Le “pagine dello spettacolo” non sono mai le pagine del nulla. Offrono sempre racconti che, a volte inaspettatamente, suscitano domande sul senso o sul non-senso di un’opera d’arte cinematografica, musicale, teatrale.
In questi giorni è stato il 74° Festival del cinema di Venezia a farla da padrone con l’accompagnamento pubblicitario di una gondola che scivola sotto il ponte verso un mare calmo, forse troppo.
Il “red carpet” ha assistito al passaggio di attori, attrici e registi che spesso hanno comunicato con il linguaggio filmico le attese, le angosce, le speranze, i sogni, la storia, le sofferenze, le gioie, la stupidità e la cattiveria dell’uomo.
Alcune opere hanno lasciato nella coscienza tracce indelebili.
Tra queste c’è un cortometraggio, non l’unico del genere, presentato al 74° Festival che ha come protagonisti Youssef, Lamine, Seedy, Mohamed, Sarda con il gruppo di lavoro ConMoi.
Per il Moi (il vecchio Mercato Ortofrutticolo all’Ingrosso) diventato Villaggio per gli atleti delle Olimpiadi 2006 di Torino, è oggi in fase finale la decisione di sgombero di 400 persone.
Il loro futuro (che anche la diocesi di Torino ha a cuore) diventa un interrogativo nel film-documentario “Joy” di Daniele Gaglianone proposto a Venezia.
Scrive il regista – dopo aver ricordato che le palazzine ex Moi “loro le hanno occupate dopo 5 o 6 anni e in un certo senso hanno riempito il vuoto lasciato dalle istituzioni” – che “Youssef tutte le mattine si alza alle 5 per andare a fare il saldatore a Pinerolo… Lamine, che viene da un mondo lontanissimo, dei nomadi del deserto, qui sta cercando di costruirsi una vita attraverso lo studio, un’idea di futuro, che è anche il futuro del Paese che la ospita”.
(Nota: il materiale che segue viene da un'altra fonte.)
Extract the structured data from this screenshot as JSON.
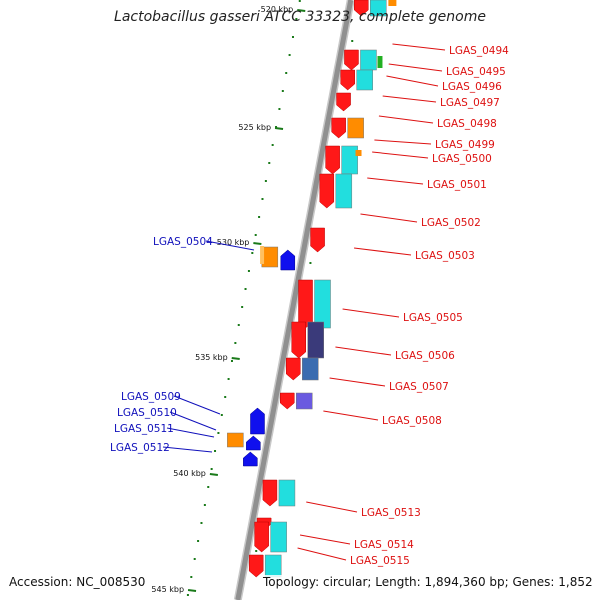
{
  "title": "Lactobacillus gasseri ATCC 33323, complete genome",
  "accession": "Accession: NC_008530",
  "topology": "Topology: circular; Length: 1,894,360 bp; Genes: 1,852",
  "colors": {
    "backbone": "#909090",
    "forward_label": "#dd1111",
    "reverse_label": "#1111bb",
    "tick": "#1a7a1a",
    "cds_forward": "#ff1818",
    "cds_reverse": "#1010ee",
    "cog_cyan": "#22dede",
    "cog_orange": "#ff8c00",
    "cog_blue": "#1840d8",
    "cog_navy": "#3a3a7a",
    "cog_steel": "#3a6cb0",
    "cog_purple": "#6a5ae0",
    "cog_green": "#22b022"
  },
  "scale_labels": [
    {
      "text": "520 kbp"
    },
    {
      "text": "525 kbp"
    },
    {
      "text": "530 kbp"
    },
    {
      "text": "535 kbp"
    },
    {
      "text": "540 kbp"
    },
    {
      "text": "545 kbp"
    }
  ],
  "forward_genes": [
    "LGAS_0494",
    "LGAS_0495",
    "LGAS_0496",
    "LGAS_0497",
    "LGAS_0498",
    "LGAS_0499",
    "LGAS_0500",
    "LGAS_0501",
    "LGAS_0502",
    "LGAS_0503",
    "LGAS_0505",
    "LGAS_0506",
    "LGAS_0507",
    "LGAS_0508",
    "LGAS_0513",
    "LGAS_0514",
    "LGAS_0515"
  ],
  "reverse_genes": [
    "LGAS_0504",
    "LGAS_0509",
    "LGAS_0510",
    "LGAS_0511",
    "LGAS_0512"
  ]
}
Daniele Gaglianone, per raccontarla, non è entrato nella vita dell’ex Moi come “fanno i giornalisti d’assalto senza trovare un accordo con le persone che ci vivono” così che queste “si sentono aggredite”.
Un particolare da non dimenticare quando in video appaiono le immagini di bruschi respingimenti delle telecamere da parte degli immigrati.
Non si tratta di giustificare un gesto ma di capirlo, perché non si ripeta.
Il regista contesta quel giornalismo che Ryszard Kapuscinski definisce “cinico” e mette in guardia quell’opinione pubblica che, rinunciando alla fatica della critica, è pronta non a caso a considerarlo attendibile, se non esemplare.
Non ci sono più barconi che affondano, c’è una gondola leggera che di notte scivola sull’acqua.
Ci sono meno sbarchi sulle coste italiane, e questo è bene. Ma il silenzio di una gondola può zittire la coscienza di fronte a una tragedia che continua altrove? La domanda, al Festival di Venezia, viene anche da “Joy”.